Een vrouw bezat 2002 soortaandelen in een B.V en had daarmee een aanmerkelijk belang in deze vennootschap. In augustus 2010 bracht zij 1900 van deze aandelen in een lichaam dat was opgericht naar het recht van Curaçao. Deze inbreng was onderdeel van een belastingconstructie om de aanmerkelijkbelangclaim af te schudden. Deze constructie was bedacht door een structuuradviseur van een gerenommeerd belastingkantoor. De vrouw gaf in haar aangifte inkomstenbelasting op dat sprake was van een afgescheiden particulier vermogen (APV). Hieraan voegde zij de landcodes van de Nederlandse Antillen en Malta toe, omdat de feitelijke leiding naar Malta zou zijn verplaatst. In eerste instantie volgt de inspecteur de belastingaangifte. Maar later neemt hij toch het standpunt in dat het APV is gevestigd in Nederland. Hij vindt daarom dat de vrouw de voordelen uit het APV tot haar Nederlandse inkomen had moeten rekenen. De Belastingdienst legt de vrouw een navorderingsaanslag inkomstenbelasting op, waartegen zij in beroep gaat.
Nieuw feit en kwade trouw
Hof Den Bosch oordeelt dat het APV inderdaad in Nederland is gevestigd. De structuuradviseur heeft in Nederland zich flink bemoeid met de constructie, de uitvoering van rechtshandelingen en feitelijke bestuurshandelingen.

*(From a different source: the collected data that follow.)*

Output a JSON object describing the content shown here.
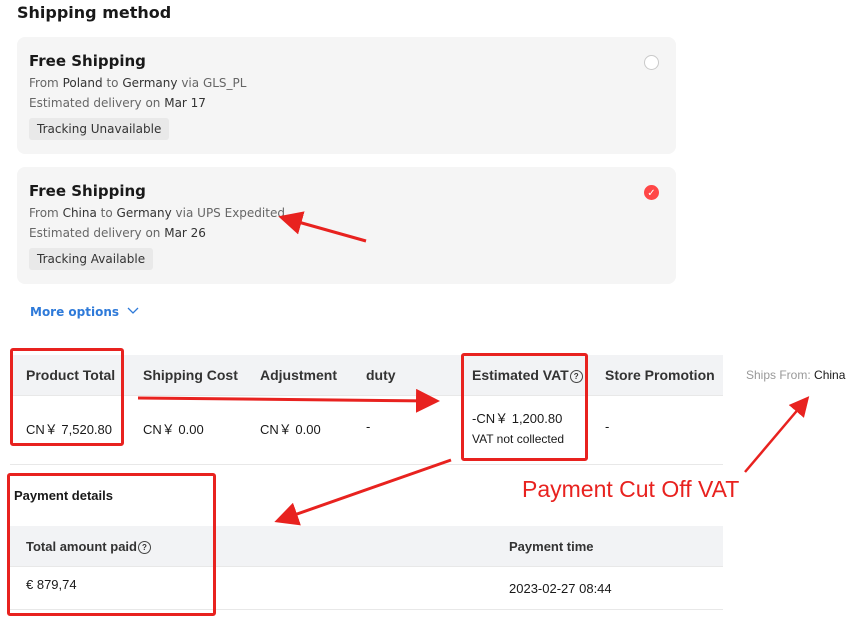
{
  "shipping": {
    "title": "Shipping method",
    "options": [
      {
        "title": "Free Shipping",
        "from_word": "From",
        "from": "Poland",
        "to_word": "to",
        "to": "Germany",
        "via_word": "via",
        "carrier": "GLS_PL",
        "eta_prefix": "Estimated delivery on",
        "eta": "Mar 17",
        "tag": "Tracking Unavailable",
        "selected": false
      },
      {
        "title": "Free Shipping",
        "from_word": "From",
        "from": "China",
        "to_word": "to",
        "to": "Germany",
        "via_word": "via",
        "carrier": "UPS Expedited",
        "eta_prefix": "Estimated delivery on",
        "eta": "Mar 26",
        "tag": "Tracking Available",
        "selected": true
      }
    ],
    "more_options": "More options"
  },
  "summary": {
    "headers": {
      "product_total": "Product Total",
      "shipping_cost": "Shipping Cost",
      "adjustment": "Adjustment",
      "duty": "duty",
      "estimated_vat": "Estimated VAT",
      "store_promotion": "Store Promotion"
    },
    "values": {
      "product_total": "CN￥ 7,520.80",
      "shipping_cost": "CN￥ 0.00",
      "adjustment": "CN￥ 0.00",
      "duty": "-",
      "estimated_vat": "-CN￥ 1,200.80",
      "vat_note": "VAT not collected",
      "store_promotion": "-"
    },
    "ships_from_label": "Ships From:",
    "ships_from": "China"
  },
  "payment": {
    "title": "Payment details",
    "headers": {
      "total_amount_paid": "Total amount paid",
      "payment_time": "Payment time"
    },
    "values": {
      "total_amount_paid": "€ 879,74",
      "payment_time": "2023-02-27 08:44"
    }
  },
  "annotation": {
    "label": "Payment Cut Off VAT",
    "color": "#e8221f"
  },
  "colors": {
    "accent": "#ff4747",
    "link": "#2e7ad9"
  },
  "icons": {
    "help": "question-circle-icon",
    "check": "check-icon",
    "chevron": "chevron-down-icon"
  }
}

Daardoor is de feitelijke leiding van het APV gevestigd in Nederland. Dit gegeven vormt voor de inspecteur een nieuw feit. Het hof vindt niet dat de inspecteur de juistheid van de aangifte in twijfel had hoeven trekken. De enkele vermelding van een zetelverplaatsing dwingt niet tot nader onderzoek. In deze situatie was het namelijk voor de inspecteur goed mogelijk dat de aangifte toch juist was. Bovendien stelt het hof vast dat de vrouw te kwader trouw is. Juist doordat de structuuradviseur zo betrokken was bij de constructie, had hij kunnen weten dat het APV vanuit Nederland werd geleid. Het hof rekent de kwade trouw van de adviseur dan ook toe aan de vrouw en verklaart haar beroep ongegrond.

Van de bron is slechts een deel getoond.